Blackface is part of the scene’s staging history too. By reading reviews in the British Newspaper Archive database, I learned that several amateur drama clubs and English grammar schools performed Love’s Labor’s Lost in the late nineteenth and early twentieth centuries. In many cases, reviewers delighted in the “good fun” of blackface performance. In March 1922, for example, the Barnstaple Grammar School for girls held three performances to benefit local charities. In this production, the Blackamoors were not musicians, but dancers who wielded knives. Three girls played these roles “with their faces and hands blackened.” Reviewers liked the effect and praised the dance as “picturesque” (high praise for performances at the time) and “quaint” (elegant and agreeably unusual). This single stage direction, therefore, carries with it histories of Black servitude, exploitation, and impersonation.
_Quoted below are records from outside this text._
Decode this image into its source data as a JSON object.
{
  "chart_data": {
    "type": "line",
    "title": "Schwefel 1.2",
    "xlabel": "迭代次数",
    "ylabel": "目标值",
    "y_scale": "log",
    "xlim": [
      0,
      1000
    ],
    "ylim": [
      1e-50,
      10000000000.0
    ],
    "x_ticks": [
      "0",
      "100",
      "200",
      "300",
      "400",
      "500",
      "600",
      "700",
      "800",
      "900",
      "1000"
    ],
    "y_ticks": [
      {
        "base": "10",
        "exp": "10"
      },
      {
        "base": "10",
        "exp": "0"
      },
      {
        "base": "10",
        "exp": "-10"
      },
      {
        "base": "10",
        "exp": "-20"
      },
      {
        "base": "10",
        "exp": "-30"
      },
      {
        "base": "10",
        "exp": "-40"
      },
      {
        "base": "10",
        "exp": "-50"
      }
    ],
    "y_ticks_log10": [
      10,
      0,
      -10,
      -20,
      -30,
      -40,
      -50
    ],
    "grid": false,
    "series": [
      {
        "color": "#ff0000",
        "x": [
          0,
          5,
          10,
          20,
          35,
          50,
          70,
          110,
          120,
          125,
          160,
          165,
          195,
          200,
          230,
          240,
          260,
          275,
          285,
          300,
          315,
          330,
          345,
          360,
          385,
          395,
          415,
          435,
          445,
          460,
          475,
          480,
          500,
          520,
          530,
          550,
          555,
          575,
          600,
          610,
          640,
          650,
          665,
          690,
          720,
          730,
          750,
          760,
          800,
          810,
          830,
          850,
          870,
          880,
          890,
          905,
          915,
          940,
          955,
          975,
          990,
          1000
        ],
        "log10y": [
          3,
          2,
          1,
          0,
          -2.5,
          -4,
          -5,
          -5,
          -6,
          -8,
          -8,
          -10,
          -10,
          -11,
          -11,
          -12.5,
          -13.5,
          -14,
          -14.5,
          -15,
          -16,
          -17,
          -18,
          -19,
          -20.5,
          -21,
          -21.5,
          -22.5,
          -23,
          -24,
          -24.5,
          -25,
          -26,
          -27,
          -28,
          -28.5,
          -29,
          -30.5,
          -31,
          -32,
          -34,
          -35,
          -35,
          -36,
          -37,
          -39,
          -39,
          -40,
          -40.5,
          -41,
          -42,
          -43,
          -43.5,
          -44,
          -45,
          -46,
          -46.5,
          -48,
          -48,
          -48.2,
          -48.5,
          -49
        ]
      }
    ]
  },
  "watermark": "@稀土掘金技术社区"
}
Now that I know this history, my next step is to decide what to do with it. As a literary scholar, I wonder: how might a focus on this curious stage direction and its history lead to new interpretations of Love’s Labor’s Lost?
The “Black moores” stage direction encourages me to think more deeply about how race and gender work in the play. I suggest that the musicians help the play construct what Arthur Little calls “white-people-making.”3 Their presence—however staged or imagined—draws attention to the racialized language surrounding the ladies in the rest of the play. Earlier, the men tease Berowne by describing his beloved Rosaline as black, and characters repeatedly assume that whiteness is a key component of ideal feminine beauty. When the ladies mock the masquers and interrupt their performance to make clear that the men are not in control, they also ignore and silently accept the Blackamoor musicians. At this moment, the play underscores the extent to which the female characters’ authority derives from the privileges of their status, beauty, and whiteness, all of which the play insists are intertwined.
- Matthieu A. Chapman, “The Appearance of Blacks on the Early Modern Stage: Love’s Labour’s Lost’s African Connections to Court,” Early Theatre 17.2 (2014): 77-94, https://doi.org/10.12745/et.17.2.1206.
- Imtiaz Habib, Black Lives in the English Archives, 1500-1677 (London: Routledge, 2008).
- Arthur L. Little, Jr., “Introduction: Assembling an Aristocracy of Skin” in White People in Shakespeare: Essays on Race, Culture and the Elite (London: Bloomsbury, 2022), 12.